SynOmicsBench can be installed in three different ways depending on your environment. **Python 3.12+** is required.

### Option 1: From PyPI (Recommended)

```bash
pip install synomicsbench
```

### Option 2: From Source (GitHub)
We recommend using [`uv`](https://docs.astral.sh/uv/) for fast, reliable dependency management.

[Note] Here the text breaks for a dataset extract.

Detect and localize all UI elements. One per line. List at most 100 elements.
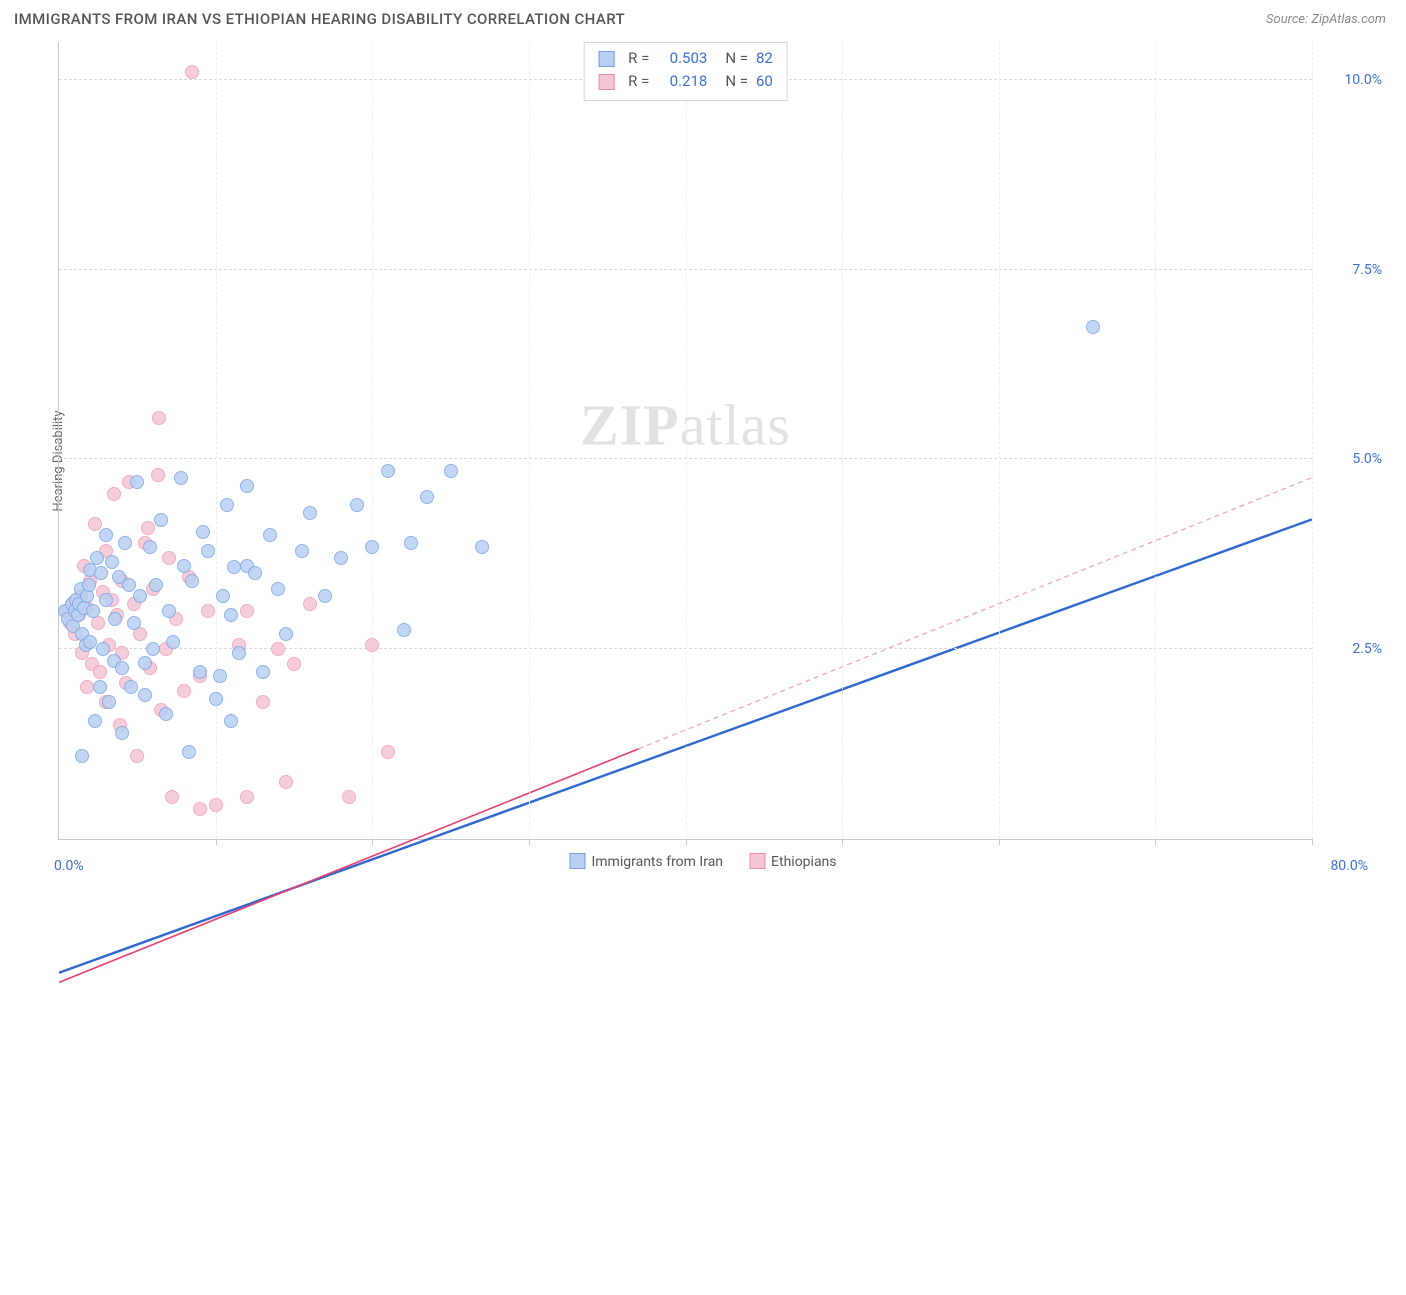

This method uses the provided uv.lock file to ensure reproducible installations.
```bash
git clone https://github.com/trinhthechuong/SynOmicsBench.git
cd SynOmicsBench

# With uv (Fastest)
uv sync
source .venv/bin/activate

# Or with traditional pip
pip install -e .
```

### Option 3: Pre-built Container (Apptainer/Singularity)
For HPC environments or reproducible workflows, you can pull our fully prepared Apptainer container which contains all dependencies (including heavy ML frameworks and R):

```bash
# Pull the latest SynOmicsBench container
apptainer pull synomicsbench.sif oras://ghcr.io/trinhthechuong/synomicsbench:latest

# Verify the container is working and the package is ready
apptainer exec synomicsbench.sif python -c "import synomicsbench; print('OK: SynOmicsBench is ready!')"
```
*(To use the container for your scripts, simply mount your directories via `--bind` and run your Python scripts using `apptainer exec`)*

---

## 🚀 Quick Start

Here is a brief example of how to generate synthetic data with Gaussian Copula and evaluate its statistical fidelity:

```python
import pandas as pd
from synomicsbench.synthesizer.GaussianCopulasynthesizer import GaussianCopulasynthesizer
from synomicsbench.processing.metadata import MetaData
from synomicsbench.metrics.fidelity.UnivariateSimilarity import UnivariateSimilarity 

# 1. Load Data & Prepare Metadata
original_data = pd.read_csv("your_clinical_transcriptomic_data.csv")
ordinal_features = ["Mstage", "Tx_Start_ECOG", "numPriorTherapies"]
metadata = MetaData.get_metadata(data=original_data, ordinal_features=ordinal_features)

# 2. Generate Synthetic Data
synth = GaussianCopulasynthesizer(output_path="./results", metadata=metadata)
synthetic_data = synth.generate(
    data=original_data, 
    n_samples=original_data.shape[0]
)

# 3. Evaluate Fidelity
evaluator = UnivariateSimilarity(output_dir="./evaluation_results")
score = evaluator.get_univariate_score(
    original_data=original_data, 
    synthetic_data=synthetic_data, 
    metadata=metadata, 
    save=True
)
print(f"Overall Fidelity Score: {score:.4f}")
```

---

## 📚 Documentation

For complete API references, tutorials, and full benchmarking results, check out the **[SynOmicsBench Official Documentation](https://trinhthechuong.github.io/SynOmicsBench/)**:

- [**Getting Started**](https://trinhthechuong.github.io/SynOmicsBench/getting-started/): Step-by-step setup guides.
- [**Preprocessing Pipeline**](https://trinhthechuong.github.io/SynOmicsBench/preprocessing/): Harmonizing multimodal data.
- [**SDG Methods**](https://trinhthechuong.github.io/SynOmicsBench/synthetic-data/): Deep dive into generation models.
- [**Evaluation Framework**](https://trinhthechuong.github.io/SynOmicsBench/evaluation/): Understand our metrics for Privacy and Biological signal preservation.

---

## 📝 Citation

If you use SynOmicsBench in your research, please cite:

> Trinh, T. C., Woillard, J. B., Uguzzoni, G., & Battail, C. (2024). **A unified benchmark of synthetic data generation for clinical and transcriptomic cancer data.** *(Manuscript in preparation)*

## 📄 License
This project is open-sourced under the MIT License.